Nous verrons plus tard où la société trouve les valeurs dont elle achète, soit le service de ses agens, soit les denrées que réclament ses besoins. Nous ne considérons, dans ce chapitre, que la façon dont s’en opère la consommation et les résultats de cette consommation.

Si le commencement de ce troisième livre a été bien entendu, on concevra sans peine que les consommations publiques, celles qui se font pour l’utilité commune, sont précisément de même nature que celles qui s’opèrent pour la satisfaction des individus ou des familles. C’est toujours une destruction de valeurs, une perte de richesses, quand bien même il n’est pas sorti un seul écu de l’enceinte du pays.

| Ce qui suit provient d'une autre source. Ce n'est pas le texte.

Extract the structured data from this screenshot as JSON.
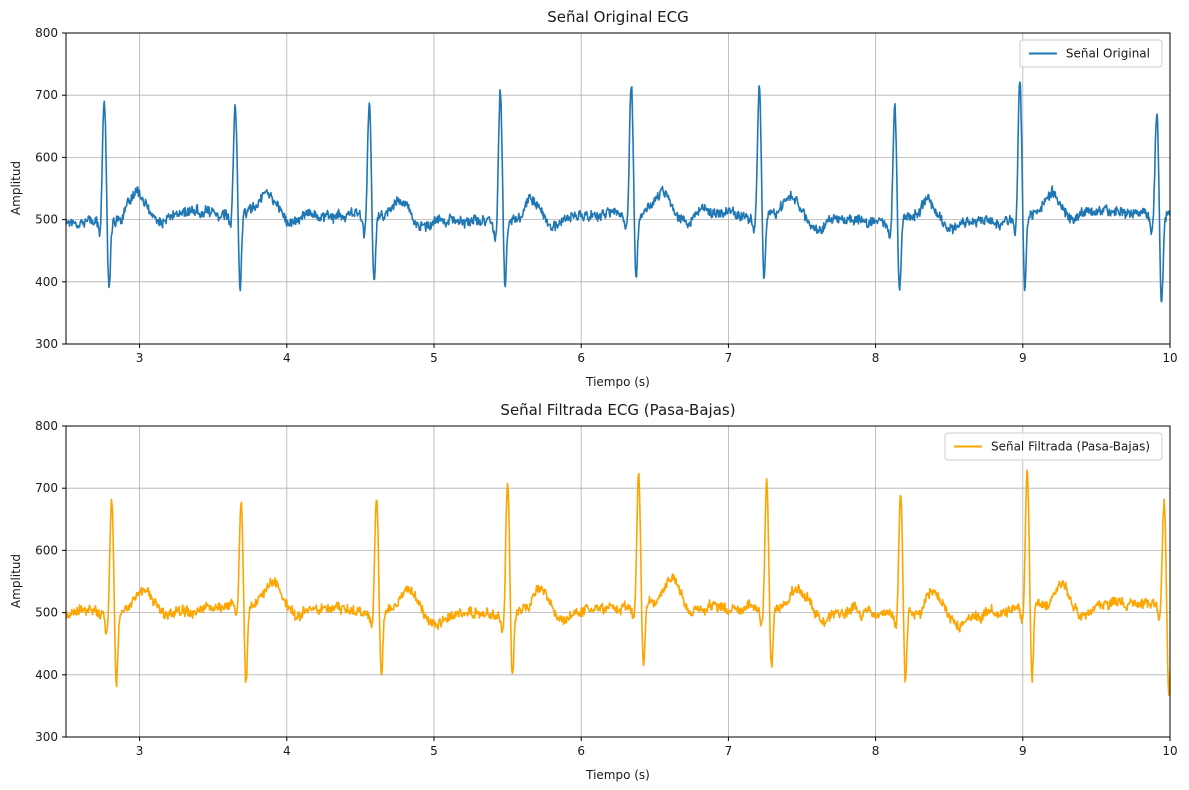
{
  "chart_data": [
    {
      "type": "line",
      "title": "Señal Original ECG",
      "xlabel": "Tiempo (s)",
      "ylabel": "Amplitud",
      "xlim": [
        2.5,
        10
      ],
      "ylim": [
        300,
        800
      ],
      "xticks": [
        3,
        4,
        5,
        6,
        7,
        8,
        9,
        10
      ],
      "yticks": [
        300,
        400,
        500,
        600,
        700,
        800
      ],
      "grid": true,
      "legend_position": "top-right",
      "series": [
        {
          "name": "Señal Original",
          "color": "#1f77b4",
          "baseline": 505,
          "beats": [
            {
              "t": 2.76,
              "peak": 698,
              "trough": 386
            },
            {
              "t": 3.65,
              "peak": 673,
              "trough": 377
            },
            {
              "t": 4.56,
              "peak": 690,
              "trough": 394
            },
            {
              "t": 5.45,
              "peak": 720,
              "trough": 400
            },
            {
              "t": 6.34,
              "peak": 717,
              "trough": 398
            },
            {
              "t": 7.21,
              "peak": 714,
              "trough": 404
            },
            {
              "t": 8.13,
              "peak": 699,
              "trough": 388
            },
            {
              "t": 8.98,
              "peak": 724,
              "trough": 383
            },
            {
              "t": 9.91,
              "peak": 671,
              "trough": 356
            }
          ]
        }
      ]
    },
    {
      "type": "line",
      "title": "Señal Filtrada ECG (Pasa-Bajas)",
      "xlabel": "Tiempo (s)",
      "ylabel": "Amplitud",
      "xlim": [
        2.5,
        10
      ],
      "ylim": [
        300,
        800
      ],
      "xticks": [
        3,
        4,
        5,
        6,
        7,
        8,
        9,
        10
      ],
      "yticks": [
        300,
        400,
        500,
        600,
        700,
        800
      ],
      "grid": true,
      "legend_position": "top-right",
      "series": [
        {
          "name": "Señal Filtrada (Pasa-Bajas)",
          "color": "#ffa500",
          "baseline": 505,
          "beats": [
            {
              "t": 2.81,
              "peak": 697,
              "trough": 385
            },
            {
              "t": 3.69,
              "peak": 674,
              "trough": 377
            },
            {
              "t": 4.61,
              "peak": 689,
              "trough": 393
            },
            {
              "t": 5.5,
              "peak": 721,
              "trough": 400
            },
            {
              "t": 6.39,
              "peak": 718,
              "trough": 397
            },
            {
              "t": 7.26,
              "peak": 714,
              "trough": 403
            },
            {
              "t": 8.17,
              "peak": 700,
              "trough": 386
            },
            {
              "t": 9.03,
              "peak": 724,
              "trough": 383
            },
            {
              "t": 9.96,
              "peak": 672,
              "trough": 355
            }
          ]
        }
      ]
    }
  ]
}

Pour nous en convaincre encore mieux, suivons le trajet d’une valeur consommée pour l’utilité publique. Le gouvernement exige d’un contribuable le paiement en argent d’une contribution quelconque. Pour satisfaire le percepteur, ce contribuable échange contre de la monnaie d’argent les produits dont il peut disposer, et remet cette monnaie aux préposés du fisc[1] ; d’autres agens en achè-

  1. Qu’un capitaliste ou un propriétaire dont les revenus consistent dans l’intérêt d’un capital prêté, ou dans un fermage, dise : Je ne vends point de produits pour payer mes contributions ; je reçois mon revenu en argent ; on peut lui répondre que l’entrepreneur qui a fait valoir son capital ou sa terre, en a vendu pour lui les produits. L’effet est le même que si les personnes qui font valoir le capital ou la terre, en avaient payé le loyer en nature, c’est-à-dire, en leurs produits, et que le capitaliste ou le propriétaire eût contribué, soit en remettant au gouvernement une partie de ces produits en nature, soit en les vendant pour lui en remettre la valeur. Voyez liv. II, chap. 5, comment les revenus se distribuent dans la société.